Dr. Sonja Santelises joins ExtraOrdinary Districts in Extraordinary Times to discusses the Black Lives Matter protests and the decisions she faces as superintendent of Baltimore in planning for the return of students in the fall — from what equipment she is having to buy to what changes in the curriculum she will have to make.

Surveys to gather information and ideas about the reopening from students, teachers, and community members reveal that many families already know they “want a virtual option.” In addition, she said, a full two-thirds of teachers are wary of returning to buildings, at least without a lot more information about how they can stay safe.

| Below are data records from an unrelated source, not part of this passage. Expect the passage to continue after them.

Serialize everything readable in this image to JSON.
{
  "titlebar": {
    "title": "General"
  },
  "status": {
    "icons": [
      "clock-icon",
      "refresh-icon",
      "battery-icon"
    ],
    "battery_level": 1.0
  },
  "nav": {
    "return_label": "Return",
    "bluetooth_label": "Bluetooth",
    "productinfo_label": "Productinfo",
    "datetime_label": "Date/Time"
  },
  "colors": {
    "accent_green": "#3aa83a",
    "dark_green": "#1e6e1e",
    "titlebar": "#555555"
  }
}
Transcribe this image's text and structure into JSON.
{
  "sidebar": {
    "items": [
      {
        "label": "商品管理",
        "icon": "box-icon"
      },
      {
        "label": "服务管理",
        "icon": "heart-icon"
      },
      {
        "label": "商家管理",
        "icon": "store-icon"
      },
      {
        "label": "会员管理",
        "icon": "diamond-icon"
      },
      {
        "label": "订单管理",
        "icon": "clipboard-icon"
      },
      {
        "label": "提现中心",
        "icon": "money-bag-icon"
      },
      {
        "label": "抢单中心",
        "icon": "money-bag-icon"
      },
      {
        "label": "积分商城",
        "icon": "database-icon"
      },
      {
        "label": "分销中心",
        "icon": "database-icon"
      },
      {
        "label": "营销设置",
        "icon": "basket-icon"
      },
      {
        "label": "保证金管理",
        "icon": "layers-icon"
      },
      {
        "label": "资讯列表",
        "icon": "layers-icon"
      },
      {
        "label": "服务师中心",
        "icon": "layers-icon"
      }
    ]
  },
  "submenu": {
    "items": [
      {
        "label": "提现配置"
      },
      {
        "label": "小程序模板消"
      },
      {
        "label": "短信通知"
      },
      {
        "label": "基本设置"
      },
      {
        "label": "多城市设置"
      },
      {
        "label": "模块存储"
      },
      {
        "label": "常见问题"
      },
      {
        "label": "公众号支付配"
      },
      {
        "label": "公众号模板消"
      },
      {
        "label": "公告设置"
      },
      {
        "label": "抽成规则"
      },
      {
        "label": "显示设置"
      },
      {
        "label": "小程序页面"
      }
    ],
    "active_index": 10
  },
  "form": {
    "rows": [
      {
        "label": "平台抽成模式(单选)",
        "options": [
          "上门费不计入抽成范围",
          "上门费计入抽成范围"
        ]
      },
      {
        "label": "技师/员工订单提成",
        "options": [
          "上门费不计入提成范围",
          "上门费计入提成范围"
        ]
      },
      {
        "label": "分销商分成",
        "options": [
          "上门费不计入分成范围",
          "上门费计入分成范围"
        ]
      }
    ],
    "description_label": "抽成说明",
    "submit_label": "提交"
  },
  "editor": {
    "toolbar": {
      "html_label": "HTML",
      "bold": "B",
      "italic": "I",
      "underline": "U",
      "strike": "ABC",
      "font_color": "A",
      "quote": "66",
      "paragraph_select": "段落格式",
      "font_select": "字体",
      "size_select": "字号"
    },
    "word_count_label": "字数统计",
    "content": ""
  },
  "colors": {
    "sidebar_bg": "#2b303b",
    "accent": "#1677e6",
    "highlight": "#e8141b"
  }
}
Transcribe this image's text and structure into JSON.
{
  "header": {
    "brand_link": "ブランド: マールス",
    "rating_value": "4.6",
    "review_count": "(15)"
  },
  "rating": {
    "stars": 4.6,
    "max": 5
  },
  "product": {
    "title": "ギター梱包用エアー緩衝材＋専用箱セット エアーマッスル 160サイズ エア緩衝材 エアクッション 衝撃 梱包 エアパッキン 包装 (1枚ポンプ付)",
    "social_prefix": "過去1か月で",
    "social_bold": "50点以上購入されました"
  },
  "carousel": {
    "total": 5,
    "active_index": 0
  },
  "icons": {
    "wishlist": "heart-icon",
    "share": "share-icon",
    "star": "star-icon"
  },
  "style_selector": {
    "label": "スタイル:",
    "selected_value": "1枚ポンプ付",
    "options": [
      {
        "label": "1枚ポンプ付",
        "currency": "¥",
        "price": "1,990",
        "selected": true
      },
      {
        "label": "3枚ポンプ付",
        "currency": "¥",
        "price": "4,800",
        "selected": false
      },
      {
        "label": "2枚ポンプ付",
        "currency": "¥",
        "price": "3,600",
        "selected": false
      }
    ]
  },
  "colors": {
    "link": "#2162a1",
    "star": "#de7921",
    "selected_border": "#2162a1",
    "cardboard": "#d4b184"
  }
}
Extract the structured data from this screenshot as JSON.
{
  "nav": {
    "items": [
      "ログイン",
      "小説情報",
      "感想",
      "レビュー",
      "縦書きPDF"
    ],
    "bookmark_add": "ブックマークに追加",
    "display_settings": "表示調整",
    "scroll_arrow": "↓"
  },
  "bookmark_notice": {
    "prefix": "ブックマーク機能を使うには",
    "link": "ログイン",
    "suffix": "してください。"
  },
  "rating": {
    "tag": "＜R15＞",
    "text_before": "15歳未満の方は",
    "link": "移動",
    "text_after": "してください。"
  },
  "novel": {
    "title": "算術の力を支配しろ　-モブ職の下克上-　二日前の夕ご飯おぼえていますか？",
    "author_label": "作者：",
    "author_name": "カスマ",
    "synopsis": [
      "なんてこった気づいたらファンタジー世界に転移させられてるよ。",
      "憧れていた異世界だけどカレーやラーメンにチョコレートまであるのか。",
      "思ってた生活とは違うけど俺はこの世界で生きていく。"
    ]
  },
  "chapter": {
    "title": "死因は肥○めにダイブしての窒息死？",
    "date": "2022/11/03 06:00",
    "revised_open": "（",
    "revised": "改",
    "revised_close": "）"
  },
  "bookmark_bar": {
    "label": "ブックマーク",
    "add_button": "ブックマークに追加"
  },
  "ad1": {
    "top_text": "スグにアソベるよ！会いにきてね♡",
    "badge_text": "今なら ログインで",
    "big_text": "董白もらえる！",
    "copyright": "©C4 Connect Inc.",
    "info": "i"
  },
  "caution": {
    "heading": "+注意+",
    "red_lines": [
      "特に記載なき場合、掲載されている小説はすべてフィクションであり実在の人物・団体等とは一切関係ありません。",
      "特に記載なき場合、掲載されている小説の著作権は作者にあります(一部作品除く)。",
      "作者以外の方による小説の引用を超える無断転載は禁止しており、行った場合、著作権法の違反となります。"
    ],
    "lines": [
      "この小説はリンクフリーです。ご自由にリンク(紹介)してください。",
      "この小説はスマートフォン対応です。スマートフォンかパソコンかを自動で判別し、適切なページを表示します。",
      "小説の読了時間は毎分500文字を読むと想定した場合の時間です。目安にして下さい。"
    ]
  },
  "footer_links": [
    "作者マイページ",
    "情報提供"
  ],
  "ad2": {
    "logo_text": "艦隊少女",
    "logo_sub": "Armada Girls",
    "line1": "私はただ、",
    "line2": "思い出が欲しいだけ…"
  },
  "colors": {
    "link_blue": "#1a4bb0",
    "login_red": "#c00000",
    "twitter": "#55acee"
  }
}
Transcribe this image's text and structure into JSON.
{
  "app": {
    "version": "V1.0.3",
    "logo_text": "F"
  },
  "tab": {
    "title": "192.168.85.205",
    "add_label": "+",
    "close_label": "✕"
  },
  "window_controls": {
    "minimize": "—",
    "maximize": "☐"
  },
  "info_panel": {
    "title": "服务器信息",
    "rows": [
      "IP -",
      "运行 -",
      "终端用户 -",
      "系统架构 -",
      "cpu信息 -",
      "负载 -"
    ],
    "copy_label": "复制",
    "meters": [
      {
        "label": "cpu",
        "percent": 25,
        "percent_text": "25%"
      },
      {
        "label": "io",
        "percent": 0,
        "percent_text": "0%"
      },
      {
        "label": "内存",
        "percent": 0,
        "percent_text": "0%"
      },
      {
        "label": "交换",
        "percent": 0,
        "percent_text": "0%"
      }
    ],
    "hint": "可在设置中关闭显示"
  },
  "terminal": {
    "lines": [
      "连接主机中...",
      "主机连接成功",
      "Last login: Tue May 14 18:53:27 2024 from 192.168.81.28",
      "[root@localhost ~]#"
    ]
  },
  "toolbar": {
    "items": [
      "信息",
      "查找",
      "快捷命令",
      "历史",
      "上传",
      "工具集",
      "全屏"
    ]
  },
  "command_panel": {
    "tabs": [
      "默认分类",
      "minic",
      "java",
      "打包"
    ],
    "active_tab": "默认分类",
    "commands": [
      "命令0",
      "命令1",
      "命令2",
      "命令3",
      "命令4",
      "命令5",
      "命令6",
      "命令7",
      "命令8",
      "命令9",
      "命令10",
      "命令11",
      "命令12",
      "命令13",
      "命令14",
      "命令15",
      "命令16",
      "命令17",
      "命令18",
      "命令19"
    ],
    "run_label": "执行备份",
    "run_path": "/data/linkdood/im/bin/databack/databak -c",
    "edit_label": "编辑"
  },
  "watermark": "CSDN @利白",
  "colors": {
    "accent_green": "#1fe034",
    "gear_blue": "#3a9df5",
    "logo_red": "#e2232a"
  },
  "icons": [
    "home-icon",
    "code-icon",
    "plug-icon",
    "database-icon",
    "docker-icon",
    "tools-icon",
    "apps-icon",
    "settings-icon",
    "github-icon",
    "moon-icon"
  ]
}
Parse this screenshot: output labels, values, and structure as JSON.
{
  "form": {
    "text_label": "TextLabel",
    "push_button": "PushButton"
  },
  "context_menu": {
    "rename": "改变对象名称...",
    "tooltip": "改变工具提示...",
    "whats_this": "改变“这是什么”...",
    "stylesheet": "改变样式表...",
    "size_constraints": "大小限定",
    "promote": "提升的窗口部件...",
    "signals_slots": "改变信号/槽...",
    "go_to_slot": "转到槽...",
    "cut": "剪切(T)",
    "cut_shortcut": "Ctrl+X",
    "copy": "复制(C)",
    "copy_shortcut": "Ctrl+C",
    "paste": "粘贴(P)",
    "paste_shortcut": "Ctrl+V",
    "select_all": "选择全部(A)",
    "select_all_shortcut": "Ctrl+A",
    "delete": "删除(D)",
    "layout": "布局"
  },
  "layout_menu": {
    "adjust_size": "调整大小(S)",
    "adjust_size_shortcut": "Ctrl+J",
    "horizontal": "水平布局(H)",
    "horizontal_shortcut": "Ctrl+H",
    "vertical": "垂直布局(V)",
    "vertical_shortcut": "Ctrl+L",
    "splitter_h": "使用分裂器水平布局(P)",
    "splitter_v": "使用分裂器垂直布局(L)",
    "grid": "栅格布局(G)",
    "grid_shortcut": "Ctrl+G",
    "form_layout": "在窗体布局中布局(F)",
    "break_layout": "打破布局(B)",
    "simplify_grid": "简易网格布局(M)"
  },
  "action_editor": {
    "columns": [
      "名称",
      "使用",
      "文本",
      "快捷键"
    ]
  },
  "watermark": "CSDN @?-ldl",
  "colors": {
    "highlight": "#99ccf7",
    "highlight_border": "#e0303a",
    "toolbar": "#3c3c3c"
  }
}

Although it is clear that many children lost valuable learning time in the spring, Santelises said that for some children remote learning worked very well. One teacher who teaches in one of the hottest of the nation’s coronavirus hotspots has consistently had 95 percent of her students logging into lessons and doing standards-based grade-level work. “She has the relationship, she has the content,” Santelises said.

Similarly, Santelises said, the schools that were most successful in engaging students were the ones where relationships and culture had been built before the pandemic. “Schools that already had cohesive cultures did the best.” The question, she added, is “how to leverage that” understanding because “the relationship piece is harder to build virtually.”

It may be that when school buildings reopen in the fall, students may only attend for a few hours a week. “How do we use the in-person time to do what, if we’re being honest, we should have been doing all along?”

Featured Image shows Sonja Santelises and student activists at a Black Lives Matter rally.